I wont be leaving house for a while i need to set my affairs into order and also will buy a lot of things forthe next contract!
Recovering from mushroom hunt i checked on Dr. Z. He is fine thank god. This may sound stupid but i need to work on my reflexes. Im gonna start doing things that train the mind to act fast , maybe i can find more help online.
I got some items i will need to bring on my contracts body armor for sure , a gas mask , more pills thanks to my connection there wasnt big issue with this.I may actualy buy a gun too i somewhat know how to shoot my father loved handguns and brough me with him on the range sometimes , hmm maybe not.
I still comute with the clinic though phone whenever they need assistance thing seem to go well i will check with them to see if there is more terminaly ill patients to treat.
i have 2 appointments with patients still doing the hide face deal. Both went well. When i see the smile on my patience after they are noticed they are cured and when i see them weep tears of joy.. it makes everything worth it. Those are normal people they have familys , lovers , kids , some are alone , some are hurt and some are down to their last straw. No matter what i cant stop now i want to defend this lifes. I tried to test out my new power but i cant do it on me. Seem like this time the power i got can be used to protect people. I think this powers are created by emotions of some sort. One of my collagues is a psychologist and a trusted man i will talk with him and take advice from him. Sigh the three of us have been though so much i kinda feel sad not having them with me on this adventure but i dont want to put them in danger.
I didnt expect this but i was confronted by my two colleagues and friends Dr. David Abrams and Dr. Grady Jones,Well i spilled the beans and even though they protested they said they will cover for me.I thik i explain to them how harsh the contract can be and instructed them not to do so if they are offered with the chance. I know Dr David wouldnt he has a child coming after all but Dr. Grady was always like the brother i never had it was hard to convience him but its not like a pediatrician can help on a contract right ? Well thats what we settled on , but then again what would a surgeon do.. still here i am.
The time for the contract draws close im thinking of going for a 3 day vacation before that i should arive back a day or two before the time is here if it is the same as last time just in case i will take any tools i need with me.
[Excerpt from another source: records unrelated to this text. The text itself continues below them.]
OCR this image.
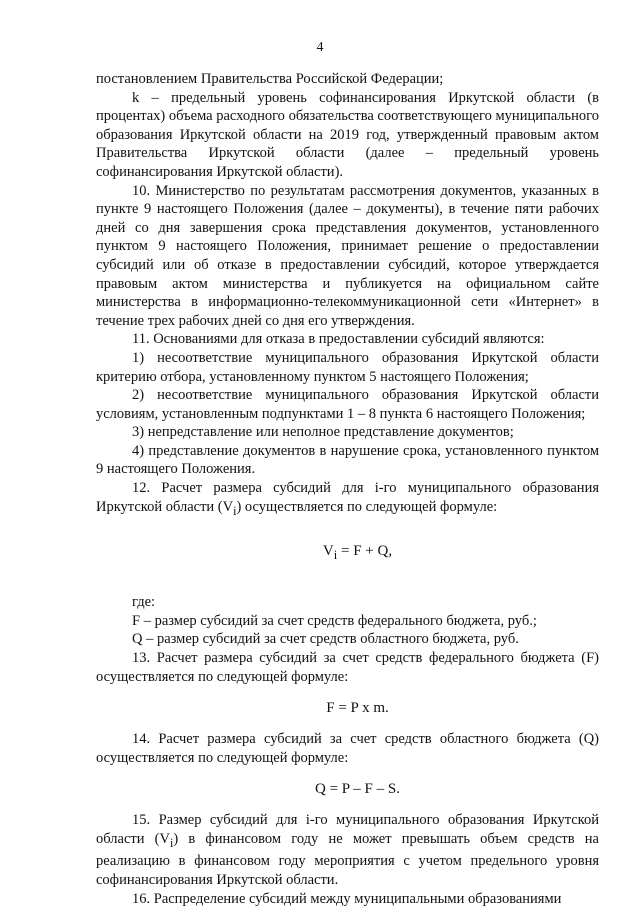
4

постановлением Правительства Российской Федерации;

k – предельный уровень софинансирования Иркутской области (в процентах) объема расходного обязательства соответствующего муниципального образования Иркутской области на 2019 год, утвержденный правовым актом Правительства Иркутской области (далее – предельный уровень софинансирования Иркутской области).

10. Министерство по результатам рассмотрения документов, указанных в пункте 9 настоящего Положения (далее – документы), в течение пяти рабочих дней со дня завершения срока представления документов, установленного пунктом 9 настоящего Положения, принимает решение о предоставлении субсидий или об отказе в предоставлении субсидий, которое утверждается правовым актом министерства и публикуется на официальном сайте министерства в информационно-телекоммуникационной сети «Интернет» в течение трех рабочих дней со дня его утверждения.

11. Основаниями для отказа в предоставлении субсидий являются:

1) несоответствие муниципального образования Иркутской области критерию отбора, установленному пунктом 5 настоящего Положения;

2) несоответствие муниципального образования Иркутской области условиям, установленным подпунктами 1 – 8 пункта 6 настоящего Положения;

3) непредставление или неполное представление документов;

4) представление документов в нарушение срока, установленного пунктом 9 настоящего Положения.

12. Расчет размера субсидий для i-го муниципального образования Иркутской области $(V_i)$ осуществляется по следующей формуле:

$V_i = F + Q$,

где:

F – размер субсидий за счет средств федерального бюджета, руб.;

Q – размер субсидий за счет средств областного бюджета, руб.

13. Расчет размера субсидий за счет средств федерального бюджета (F) осуществляется по следующей формуле:

F = P x m.

14. Расчет размера субсидий за счет средств областного бюджета (Q) осуществляется по следующей формуле:

Q = P – F – S.

15. Размер субсидий для i-го муниципального образования Иркутской области $(V_i)$ в финансовом году не может превышать объем средств на реализацию в финансовом году мероприятия с учетом предельного уровня софинансирования Иркутской области.

16. Распределение субсидий между муниципальными образованиями
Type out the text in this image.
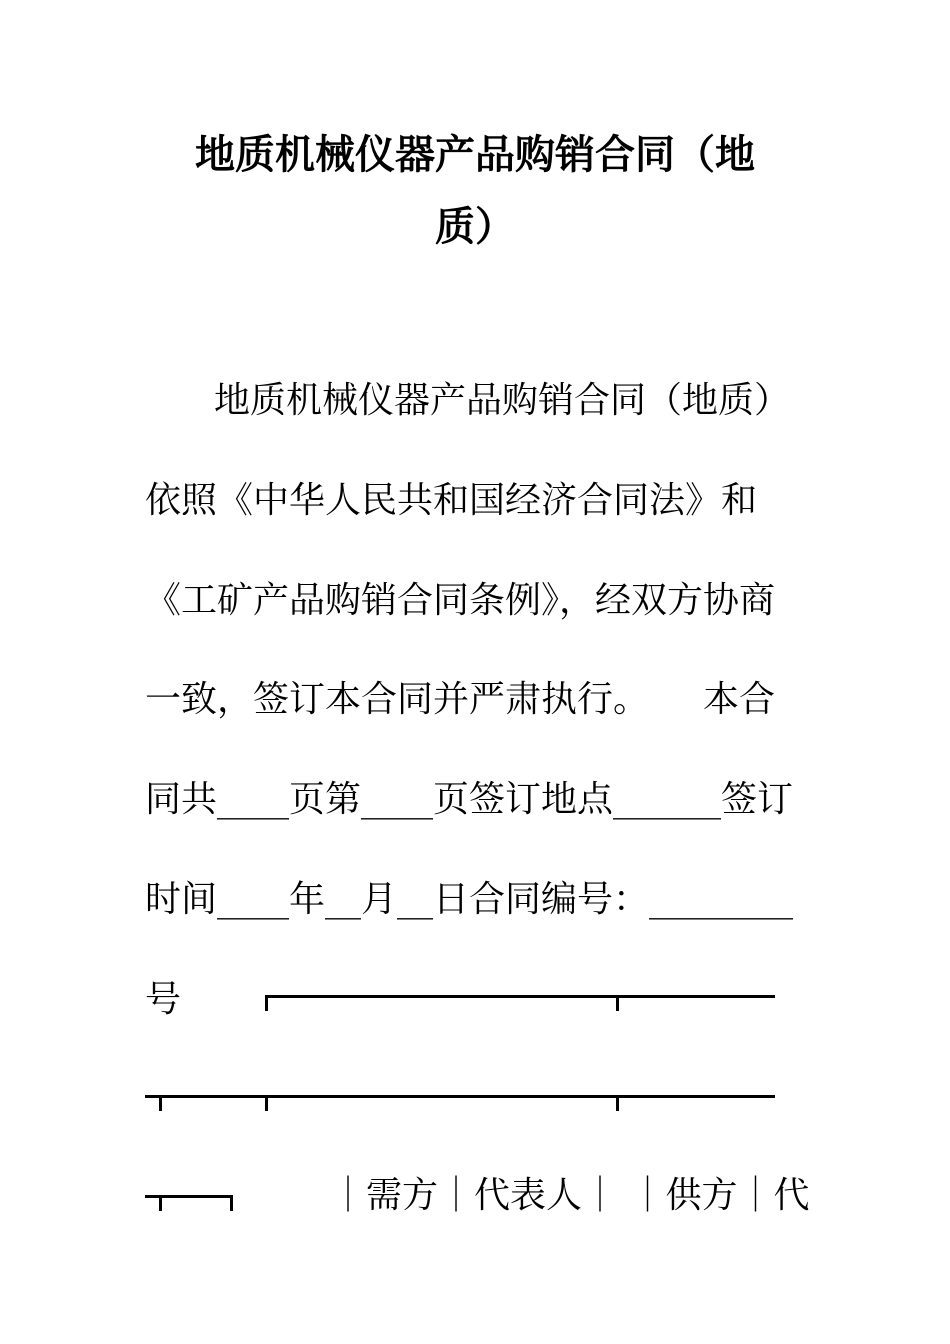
地质机械仪器产品购销合同（地
质）
　地质机械仪器产品购销合同（地质）
依照《中华人民共和国经济合同法》和
《工矿产品购销合同条例》，经双方协商
一致，签订本合同并严肃执行。　　本合
同共____页第____页签订地点______签订
时间____年__月__日合同编号：________
号
｜需方｜代表人｜ ｜供方｜代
Starting a journal was a good idea i can somewhat keep track of time better and writting and depositing my emotions give me the strength i need to push forward.
I am recovering from the leg injury and am gonna have to take it easy im thinking of ordering in and living life for a while catching up on House i was a bit cringed with you know how they gonna make it look , realy isnt my thing to just relax like this but i rly need it this time.
Heh after bince watching this.. What bullshit who does he thing he is ? Real life isnt like that... I wonder how he would have faired if he was a contractor like me.i bet he would have cured his leg for sure but what else after that ? Would he stay working at a hospital ? He is quite intelligent and arrogant maybe he would just want to rule the world or something hahaha. Well this reminds me i also have a job to do and now my leave is coming to an end.
Dr. David and Dr. Grady was worried about my injury but i told them its nothing to worry about. Dr Grady was curious about the way that this power works and i explained to him. He wasnt happy i was harming myself like this but he was proud about my actions. We all talked at our break about gossip around the hospital and Dr. David then turned the whole chat around his new baby and how smart he was for his age and to be honest i just kept nodding after some point and pretend to listen. Dr. David is a very dotting father afer all so after we poke some fun into him we went back to our work. I performed a lot of surgerys this week and its nice to work with my hands again.I start talking with Dr. David as a Clint to help me overcome the feeling of inadequacy i been having and how to deal with it.
I made a deal with my coworkers after i talked to them about the experience i had and explained that i cant back down anymore. I will stay on work as a special contractor of sorts will be able to treat patients and they provided a place on the hospital so i can work with the power i have to remove illnesses. The deal is they want me to cut the hours i work Dr. David himself says that my mental state isnt that well and i should not work for a while but i cant stay idle. When he said tho that i could make a mistake a cost someones life if i dont take care of myself it was enough to make me agree to this. So i will have a lot more free time in my hands i dunno how i will fill it but maybe its best if i start training myself for upcoming contracts as it is now i will keep resting till my injury is healed. I started seeing results after my sessions with Dr. David i will try my best to get good results on the next contract.